Enfin, pour évoquer tous les cas de figures, d’aucuns proposent, contre toute règle généralement appliquée, une féminisation en esse, docteresse ou auteresse. Mais quand l’exception n’est pas justifiable, interrogeons donc nos raisons inavouées et soyons cohérents. Au risque sinon, d’ouvrir une brèche dans la règle et de voir se développer des féminisations en -teresse, -trice ou      -teure selon « l’évaluation sociale »  que l’on se fera du métier.
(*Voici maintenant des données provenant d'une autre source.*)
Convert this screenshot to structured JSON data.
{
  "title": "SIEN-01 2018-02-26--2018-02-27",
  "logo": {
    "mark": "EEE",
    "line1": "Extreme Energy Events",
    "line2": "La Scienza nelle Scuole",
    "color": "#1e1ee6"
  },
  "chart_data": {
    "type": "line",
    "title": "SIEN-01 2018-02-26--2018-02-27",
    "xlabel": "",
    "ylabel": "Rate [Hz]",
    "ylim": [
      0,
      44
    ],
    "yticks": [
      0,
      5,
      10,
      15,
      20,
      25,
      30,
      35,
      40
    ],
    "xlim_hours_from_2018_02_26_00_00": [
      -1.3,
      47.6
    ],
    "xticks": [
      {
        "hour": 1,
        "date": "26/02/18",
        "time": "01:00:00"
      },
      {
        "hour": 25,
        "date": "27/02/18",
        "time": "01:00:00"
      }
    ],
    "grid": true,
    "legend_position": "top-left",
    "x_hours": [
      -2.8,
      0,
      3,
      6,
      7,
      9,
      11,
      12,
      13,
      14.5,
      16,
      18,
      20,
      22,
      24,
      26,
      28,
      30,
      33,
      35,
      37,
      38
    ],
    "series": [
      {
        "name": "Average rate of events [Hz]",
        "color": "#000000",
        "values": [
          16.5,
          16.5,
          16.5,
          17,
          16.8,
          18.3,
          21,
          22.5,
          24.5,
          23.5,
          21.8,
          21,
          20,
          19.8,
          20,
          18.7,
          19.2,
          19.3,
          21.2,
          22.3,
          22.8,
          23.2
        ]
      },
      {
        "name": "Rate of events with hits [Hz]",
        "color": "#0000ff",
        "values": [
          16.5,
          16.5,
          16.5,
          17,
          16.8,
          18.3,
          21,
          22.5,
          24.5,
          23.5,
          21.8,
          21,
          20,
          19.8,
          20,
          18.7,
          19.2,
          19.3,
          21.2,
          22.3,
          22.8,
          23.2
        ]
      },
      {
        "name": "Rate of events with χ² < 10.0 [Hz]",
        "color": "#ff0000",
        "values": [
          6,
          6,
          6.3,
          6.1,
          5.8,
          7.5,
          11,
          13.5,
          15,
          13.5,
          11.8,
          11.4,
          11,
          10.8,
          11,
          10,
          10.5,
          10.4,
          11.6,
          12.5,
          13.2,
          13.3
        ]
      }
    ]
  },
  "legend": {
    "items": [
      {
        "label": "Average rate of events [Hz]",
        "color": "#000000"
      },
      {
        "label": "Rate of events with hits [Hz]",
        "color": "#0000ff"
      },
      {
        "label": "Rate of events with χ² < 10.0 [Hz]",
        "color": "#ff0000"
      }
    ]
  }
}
Ainsi pourra-t-on dire la directrice de maternelle mais la directeure d’entreprise, comme si le prestige social attribué à cette dernière  fonction empêchait d’afficher (ou nécessitait de cacher ?) sa féminisation.
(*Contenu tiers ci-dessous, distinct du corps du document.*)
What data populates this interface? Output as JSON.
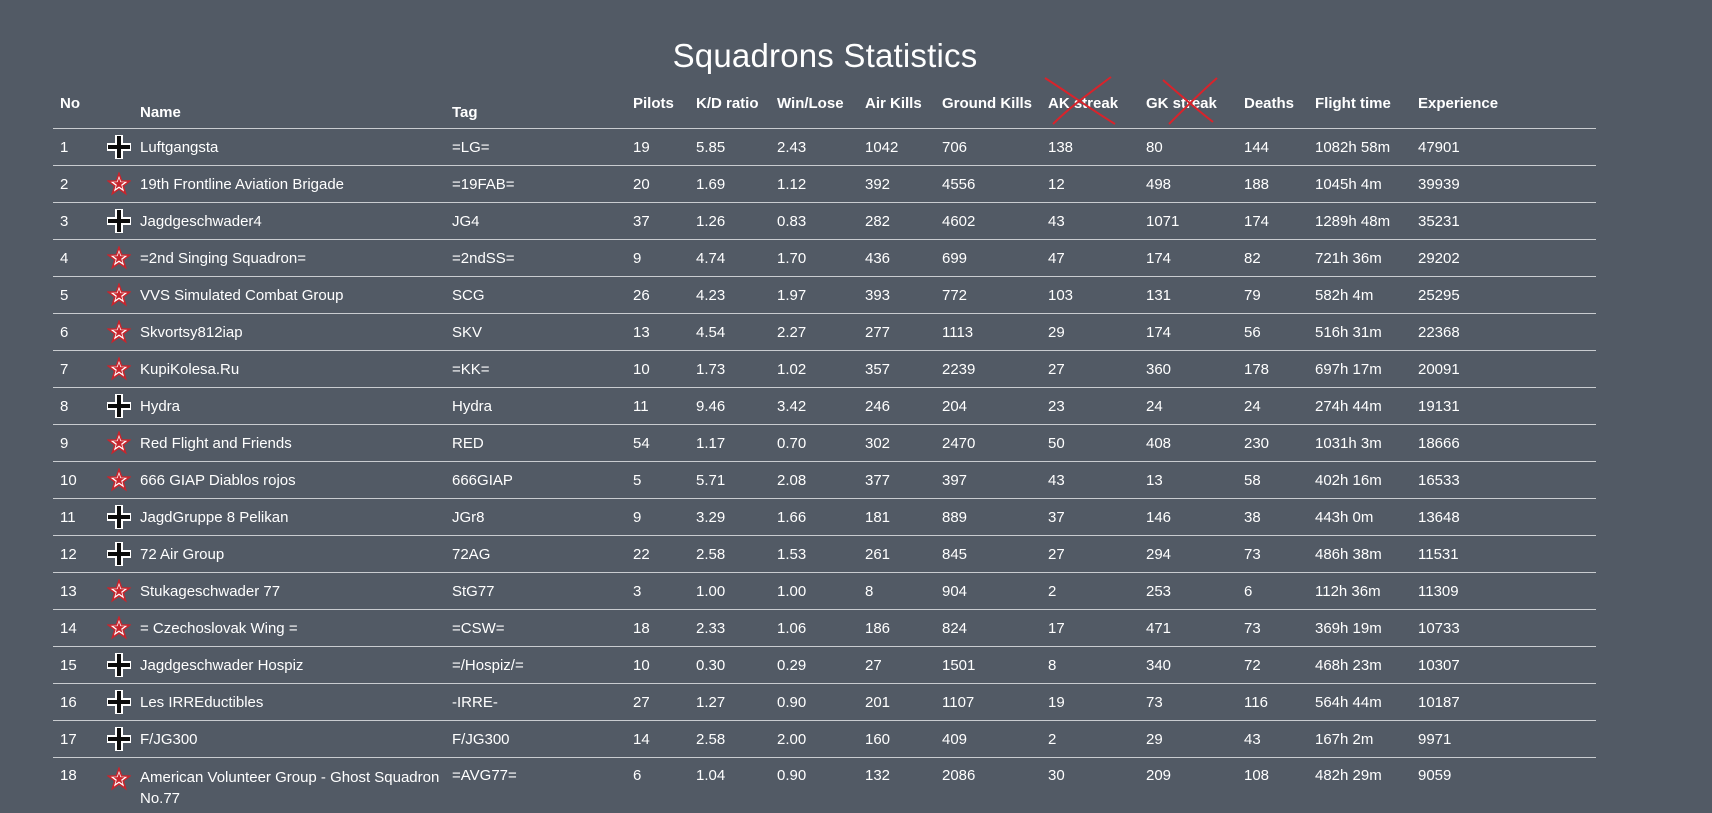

Pour conclure et progresser, ce sont aujourd’hui les medias qui font le langage et installent ses évolutions. Il y a quelques années, ils (elles ?) ont enfanté le mot auteure, il est temps de faire un dernier geste dans le sens de la conjugaison de la parité sur les noms de métiers et d’accueillir le mot autrice.

Chantal Akerman pourra ainsi être reconnue pour ses talents d’autrice-compositrice-réalisatrice-actrice-productrice …!

Quand à doctrice, dans la foulée, franchissons ce dernier pas. Et cessons de tergiverser sans raison légitime, au risque de continuer inlassablement – et dès lors, sciemment -, à creuser le sillon de la discrimination consentie.

 


(1)   Même si, en France, depuis 2005, ce « pouvoir patronymique » peut être exercé par la mère (encore aujourd’hui dans seulement 0,65% des cas – source Insee)

(2)  En 1539, l’ordonnance de Villers-Cotteret codifie l’usage du français ; en 1635, la création de l’Académie française chargée d’en préciser les règles désigne … le masculin comme genre générique, dit genre non marqué. Par la proclamation arbitraire de cet apparent neutre, les femmes pouvaient ainsi être considérées comme des hommes, … sans pour cela bénéficier d’aucun de leurs droits comme en témoignent la déclaration universelle des droits de l’homme et du citoyen de 1789 ou encore le code Napoléon. Il faudra attendre 1984, deux siècles plus tard, pour qu’une commission gouvernementale étudie enfin la question de la féminisation des noms de métiers, de fonctions et de titres. C’était il y a 30 ans.